Se levantó de la mesa y de un aparador acristalado y cerrado con llave extrajo un ejemplar de un libro cuyas tapas estaban bien conservadas pero el papel interior amarilleaba: Crímenes sin castigo, de Margarita Landi. Leire lo abrió y miró la dedicatoria de la cubierta: «A Luisa, para que la curiosidad no sea un castigo sino un aliciente en la vida». Junto a la firma había hecho un pequeño dibujo con la silueta de alguien fumando en pipa.

—¿Lo habías visto? —preguntó Leire a Julián mostrándole el ejemplar.

—No. ¡Mamá, no me habías hablado nunca de ella y de que la conocías!

—Bueno, ya sabes cómo era tu padre, estas cosas no le gustaban. Decía que eran chismorreos y que olían a podrido. No le gustaba que El Caso anduviera por el piso… Si viera los programas de televisión de hoy en día se volvía otra vez para la tumba el pobrecito.

—Era genial —dijo Leire—. Una periodista con licencia para husmear en todos los papeles de la policía y en los lugares de los delitos…

—Eso es imposible y tú lo sabes —replicó Julián—. Cada uno ha de estar en su sitio. Ya se cometen demasiados errores y se filtran medias verdades como para que los periodistas hagan de policías.

Luisa, que vio que ambos iban a entrar en una discusión, cambió de tema.

—¿Cómo estaba la lasaña?

—Estupenda, la mejor que he probado en mi vida —contestó Leire.

—De primera, como siempre —añadió Julián.

—Pues voy a traer la tarta de manzana y los cafés.

Leire y Julián hicieron ademán de levantarse para ayudarle a recoger la mesa.

—No, no os mováis. Puedo con ello. Quedaos aquí, pero sin discutir, ¿eh? —Se fue con los platos y una sonrisa, y la fuente de lasaña vacía hasta la cocina.

—Tienes una madre genial. Es lista y además un encanto. No me importaría tenerla como suegra… Que es broma, anda que me iba a casar yo con un tozudo perfeccionista como tú —Leire rectificó al ver la cara que ponía Julián.

—Leire, ya hemos hablado de lo de colaborar y eso… Yo te he contado todo lo que he ido avanzando, y te considero suficientemente inteligente como para publicar solo aquello que no nos perjudique… Eres libre. Ya está dicho. Solo faltaba mi madre con sus historias…

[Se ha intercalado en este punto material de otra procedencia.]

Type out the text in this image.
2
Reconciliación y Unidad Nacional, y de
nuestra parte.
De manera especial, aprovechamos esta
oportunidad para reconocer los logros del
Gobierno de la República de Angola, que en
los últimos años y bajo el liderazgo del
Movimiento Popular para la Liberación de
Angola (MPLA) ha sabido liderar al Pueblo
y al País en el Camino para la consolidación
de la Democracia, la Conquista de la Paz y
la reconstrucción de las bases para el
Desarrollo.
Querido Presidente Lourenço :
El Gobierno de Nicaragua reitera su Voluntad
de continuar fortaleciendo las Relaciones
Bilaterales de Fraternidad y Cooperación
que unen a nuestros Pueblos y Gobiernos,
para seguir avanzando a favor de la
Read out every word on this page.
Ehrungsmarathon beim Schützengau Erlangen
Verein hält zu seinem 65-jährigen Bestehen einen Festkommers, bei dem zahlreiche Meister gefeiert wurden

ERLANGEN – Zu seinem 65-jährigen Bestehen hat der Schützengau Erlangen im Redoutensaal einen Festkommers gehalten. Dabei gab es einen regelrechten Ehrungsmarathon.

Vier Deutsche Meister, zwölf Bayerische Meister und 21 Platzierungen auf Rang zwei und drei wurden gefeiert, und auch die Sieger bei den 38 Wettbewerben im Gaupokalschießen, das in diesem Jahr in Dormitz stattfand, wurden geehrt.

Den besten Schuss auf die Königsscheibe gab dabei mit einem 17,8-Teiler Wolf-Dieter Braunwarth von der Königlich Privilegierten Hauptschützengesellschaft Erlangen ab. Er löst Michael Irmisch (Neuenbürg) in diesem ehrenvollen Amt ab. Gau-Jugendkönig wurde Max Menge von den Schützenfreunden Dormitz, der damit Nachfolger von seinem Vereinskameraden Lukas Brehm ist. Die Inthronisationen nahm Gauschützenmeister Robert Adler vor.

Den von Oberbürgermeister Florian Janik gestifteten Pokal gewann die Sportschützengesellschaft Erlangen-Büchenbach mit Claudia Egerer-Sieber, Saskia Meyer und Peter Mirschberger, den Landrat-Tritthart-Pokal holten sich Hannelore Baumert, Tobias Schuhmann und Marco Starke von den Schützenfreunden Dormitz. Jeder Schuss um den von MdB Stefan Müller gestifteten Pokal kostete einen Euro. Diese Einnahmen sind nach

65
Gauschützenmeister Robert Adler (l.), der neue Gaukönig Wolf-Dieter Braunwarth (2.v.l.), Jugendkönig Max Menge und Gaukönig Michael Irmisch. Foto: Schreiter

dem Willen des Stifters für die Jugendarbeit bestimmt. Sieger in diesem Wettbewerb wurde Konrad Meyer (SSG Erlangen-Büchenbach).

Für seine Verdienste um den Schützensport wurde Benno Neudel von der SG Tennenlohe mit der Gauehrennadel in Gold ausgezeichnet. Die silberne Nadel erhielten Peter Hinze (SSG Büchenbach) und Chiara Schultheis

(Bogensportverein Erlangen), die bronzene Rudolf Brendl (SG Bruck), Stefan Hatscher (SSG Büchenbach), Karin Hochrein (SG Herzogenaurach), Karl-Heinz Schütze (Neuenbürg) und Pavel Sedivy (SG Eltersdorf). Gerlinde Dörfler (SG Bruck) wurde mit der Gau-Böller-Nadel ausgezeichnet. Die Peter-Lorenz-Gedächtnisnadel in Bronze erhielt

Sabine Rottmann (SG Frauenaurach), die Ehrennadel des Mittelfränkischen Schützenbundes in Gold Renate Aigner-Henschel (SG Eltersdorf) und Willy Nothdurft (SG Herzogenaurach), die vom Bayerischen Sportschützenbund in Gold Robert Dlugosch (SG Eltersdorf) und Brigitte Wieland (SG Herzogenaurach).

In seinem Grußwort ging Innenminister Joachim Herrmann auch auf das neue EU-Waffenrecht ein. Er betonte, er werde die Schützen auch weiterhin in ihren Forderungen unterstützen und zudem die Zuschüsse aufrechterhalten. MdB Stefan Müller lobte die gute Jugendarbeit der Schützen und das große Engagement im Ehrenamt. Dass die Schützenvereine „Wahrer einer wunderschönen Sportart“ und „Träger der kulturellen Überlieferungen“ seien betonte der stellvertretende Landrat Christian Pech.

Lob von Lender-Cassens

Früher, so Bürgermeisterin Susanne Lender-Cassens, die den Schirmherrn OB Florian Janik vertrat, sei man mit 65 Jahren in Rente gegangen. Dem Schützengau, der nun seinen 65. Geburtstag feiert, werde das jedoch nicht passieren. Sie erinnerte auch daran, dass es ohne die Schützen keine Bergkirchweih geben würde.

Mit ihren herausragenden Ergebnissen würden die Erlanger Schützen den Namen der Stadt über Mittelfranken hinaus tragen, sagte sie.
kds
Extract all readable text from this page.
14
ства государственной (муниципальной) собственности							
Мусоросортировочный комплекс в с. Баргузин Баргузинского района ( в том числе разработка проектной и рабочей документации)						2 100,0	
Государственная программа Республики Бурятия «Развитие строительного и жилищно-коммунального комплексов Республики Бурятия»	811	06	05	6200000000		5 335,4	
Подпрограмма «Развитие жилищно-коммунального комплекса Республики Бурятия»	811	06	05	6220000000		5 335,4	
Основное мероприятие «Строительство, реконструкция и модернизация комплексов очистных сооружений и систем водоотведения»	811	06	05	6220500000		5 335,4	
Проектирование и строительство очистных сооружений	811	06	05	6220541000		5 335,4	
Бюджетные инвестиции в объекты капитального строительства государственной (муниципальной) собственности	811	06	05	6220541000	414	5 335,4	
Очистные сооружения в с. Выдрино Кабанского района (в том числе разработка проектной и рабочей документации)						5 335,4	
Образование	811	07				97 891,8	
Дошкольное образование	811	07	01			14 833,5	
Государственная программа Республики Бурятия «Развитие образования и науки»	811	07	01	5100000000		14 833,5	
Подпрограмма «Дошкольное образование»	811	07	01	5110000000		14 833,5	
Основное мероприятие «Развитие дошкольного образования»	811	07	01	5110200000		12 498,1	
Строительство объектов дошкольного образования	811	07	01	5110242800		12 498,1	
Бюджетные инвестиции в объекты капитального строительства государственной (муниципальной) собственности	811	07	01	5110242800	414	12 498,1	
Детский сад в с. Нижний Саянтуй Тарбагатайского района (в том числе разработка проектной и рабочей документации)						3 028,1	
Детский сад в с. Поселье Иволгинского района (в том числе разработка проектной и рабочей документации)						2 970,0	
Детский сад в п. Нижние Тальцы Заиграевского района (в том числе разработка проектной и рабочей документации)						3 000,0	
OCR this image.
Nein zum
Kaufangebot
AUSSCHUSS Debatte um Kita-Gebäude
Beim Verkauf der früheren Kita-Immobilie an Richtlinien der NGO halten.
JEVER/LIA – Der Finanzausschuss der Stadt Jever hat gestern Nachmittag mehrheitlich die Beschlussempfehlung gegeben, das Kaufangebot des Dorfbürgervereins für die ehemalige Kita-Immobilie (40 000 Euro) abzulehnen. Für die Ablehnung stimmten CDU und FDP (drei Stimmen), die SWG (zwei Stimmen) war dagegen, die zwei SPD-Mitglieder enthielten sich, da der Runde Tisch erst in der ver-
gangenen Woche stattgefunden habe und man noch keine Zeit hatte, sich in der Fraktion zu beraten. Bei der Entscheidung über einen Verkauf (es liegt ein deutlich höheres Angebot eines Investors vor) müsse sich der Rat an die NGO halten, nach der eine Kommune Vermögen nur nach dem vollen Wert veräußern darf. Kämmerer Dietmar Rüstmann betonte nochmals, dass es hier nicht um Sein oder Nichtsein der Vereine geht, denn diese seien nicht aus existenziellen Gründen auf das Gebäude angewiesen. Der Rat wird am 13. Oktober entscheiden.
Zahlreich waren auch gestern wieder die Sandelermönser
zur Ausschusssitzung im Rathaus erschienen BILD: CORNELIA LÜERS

—Pero lo del detective no lo puedo ligar con Marín. Tengo que escribir algo ya sobre Krugman, me comprometí con los lectores…

—No tenemos nada. Nada nuevo excepto…

—Excepto ¿qué? —preguntó Leire.

—Excepto el retrato robot del asesino. ¿Cómo no se me había ocurrido antes? Podrías publicarlo y sugerir que según tus fuentes se trata de un extranjero. Eso nos ayudaría a difundirlo y a dar con él. Hemos casado el retrato con todas las entradas extracomunitarias en España en los últimos tres meses y de momento ninguna coincidencia.

—¿Y si es europeo? No tendría necesidad de tener visado o el pasaporte registrado, ¿no? Tú lo que quieres ahora es que haga de Margarita Landi. ¿Quieres también que publique algo para tenderle una trampa?

—No es mala idea: podrías explicar a los lectores cómo te hiciste con el post-it de Krugman, sustrayéndole pruebas a la policía, y cómo según sus notas está relacionado con Luis Fernández y hasta con alguien en Estados Unidos al que has llamado por teléfono…

—¿Estás de guasa?

—Por supuesto. Lo he dicho en voz alta para que seas consciente de que tienes que andar con prudencia en este asunto.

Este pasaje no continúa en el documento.